In a TV show, Jimmy Hung said they have split up already. After the split, the band members still kept in close contact, though some of the members are in Taiwan and in America. The reason for the split was also stated by Jimmy Hung. He said that their music company, EMI, wanted them to sing cover songs from Korean and Japanese boy bands on which they did not agree on. Almost all of their members are composers and the reason why they are in the music industry is to create original music and not use other music, Hung said. In the end, after their contract expired, they decided not to renew it, and continue pursuing their dreams in a different way.

==Discography==

=== Smart (May 2001) ===

1. Once upon a time
2. Smart 聰明
3. Our Story 我們的故事
4. Who are we
5. When I fall in love
6. Sorry 錯
7. Good-bye My Love(piano bar jam)
8. Irresistible
9. Crazy about you
10. Good-bye My Love(last dance jam)
11. Good-bye My Love 先說再見
12. One afternoon with Brian
13. Friends 只做朋友
14. Strange 壞女孩
15. Our Story 我們的故事(A cappella)
16. Thank you(interlude)
17. I'll be with you

=== Gotta be your man (May 2003) ===

1. Round 1
2. Challenge 挑戰
3. She's Having My Baby
4. Tell Me Why
5. Gotta Be Your Man 做你的男人
6. Every Step 一步一步
7. Arigato
8. One Minute 一分鐘
9. I Need You So Bad
10. One Life One Love
11. My Angel 恆星
12. Count off
13. Amazing Grace 奇異恩典

=== Planet Love (Jan 2004) ===
1. Planet Love 愛 星球
2. Love ATM 愛的提款機
3. Two Moons 兩個月亮
4. She's the one 感情線
5. Baby Girl
6. Miss You
7. Time Letter 時空信
8. True Love 愛星球
9. Always Love You 永遠愛你
10. Goodbye 是明天的 Hello
11. Baby Girl(Remix)

===Story (Aug 2004)===
1. 別想檔住我
2. 離歌
3. 我們的故事(A cappella)
4. 感情線
5. 壞女孩
6. Arigato
7. She's Having My Baby
8. Tell Me Why
9. 先說再見
10. 一分鐘
11. 恆星
12. Goodbye 是明天的 Hello
13. 聰明
14. 跟著月亮慢慢走
15. 愛的提款機
16. 做你的男人
17. 愛你失去自己
18. 同一首歌
19. 挑戰
20. 只做朋友
21. 兩個月亮
22. 愛 星球
23. I'll Be With You
24. 奇異恩典

==Publication==

===Very tension===
中/英文书
Published on:1 January 2003, ISBN 986-7691-65-2
Tension's first confession of how they were formed and their initial journey and pursuit in their music career with photos of their daily lives.

===我們炫在一起===
繁體中文书
Published on：11 February 2004, ISBN：9578034601

A record of the Tension's growth. Complete info on TENSION's childhood, family life, first love, music preference with childhood photos and Tension's confession to each other.
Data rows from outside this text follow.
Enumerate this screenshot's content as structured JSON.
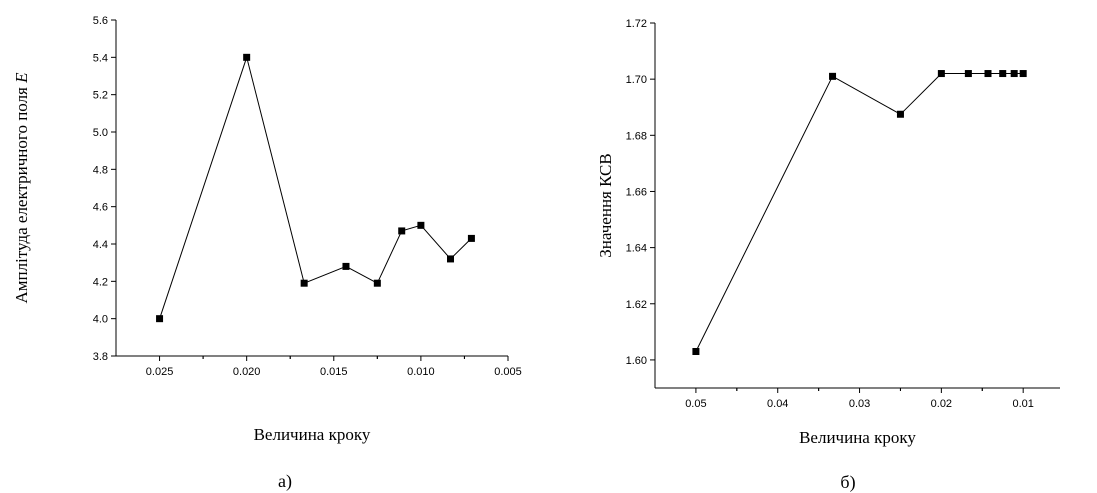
{
  "chart_data": [
    {
      "type": "line",
      "panel_label": "а)",
      "xlabel": "Величина кроку",
      "ylabel": "Амплітуда електричного поля ",
      "ylabel_italic": "E",
      "xlim": [
        0.0275,
        0.005
      ],
      "ylim": [
        3.8,
        5.6
      ],
      "x_reversed": true,
      "xticks": [
        "0.025",
        "0.020",
        "0.015",
        "0.010",
        "0.005"
      ],
      "xtick_values": [
        0.025,
        0.02,
        0.015,
        0.01,
        0.005
      ],
      "yticks": [
        "3.8",
        "4.0",
        "4.2",
        "4.4",
        "4.6",
        "4.8",
        "5.0",
        "5.2",
        "5.4",
        "5.6"
      ],
      "ytick_values": [
        3.8,
        4.0,
        4.2,
        4.4,
        4.6,
        4.8,
        5.0,
        5.2,
        5.4,
        5.6
      ],
      "marker": "square",
      "color": "#000000",
      "grid": false,
      "series": [
        {
          "x": [
            0.025,
            0.02,
            0.0167,
            0.0143,
            0.0125,
            0.0111,
            0.01,
            0.0083,
            0.0071
          ],
          "y": [
            4.0,
            5.4,
            4.19,
            4.28,
            4.19,
            4.47,
            4.5,
            4.32,
            4.43
          ]
        }
      ]
    },
    {
      "type": "line",
      "panel_label": "б)",
      "xlabel": "Величина кроку",
      "ylabel": "Значення КСВ",
      "ylabel_italic": "",
      "xlim": [
        0.055,
        0.0055
      ],
      "ylim": [
        1.59,
        1.72
      ],
      "x_reversed": true,
      "xticks": [
        "0.05",
        "0.04",
        "0.03",
        "0.02",
        "0.01"
      ],
      "xtick_values": [
        0.05,
        0.04,
        0.03,
        0.02,
        0.01
      ],
      "yticks": [
        "1.60",
        "1.62",
        "1.64",
        "1.66",
        "1.68",
        "1.70",
        "1.72"
      ],
      "ytick_values": [
        1.6,
        1.62,
        1.64,
        1.66,
        1.68,
        1.7,
        1.72
      ],
      "marker": "square",
      "color": "#000000",
      "grid": false,
      "series": [
        {
          "x": [
            0.05,
            0.0333,
            0.025,
            0.02,
            0.0167,
            0.0143,
            0.0125,
            0.0111,
            0.01
          ],
          "y": [
            1.603,
            1.701,
            1.6875,
            1.702,
            1.702,
            1.702,
            1.702,
            1.702,
            1.702
          ]
        }
      ]
    }
  ]
}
The content of the book is segregated into 4 parts:
1. When we were kids
2. When we were in love
3. When we play music
4. When we are together

==Charitable events==
Tension participated in the first Yellow Ribbon Charity Concert in Singapore in 2004. Brian specially recomposed the melody of "Tie a Yellow Ribbon Round the Ole Oak Tree" to A Capella version for the official launch of the Yellow Ribbon Project and Yellow Ribbon Fund on 2nd Oct 2004.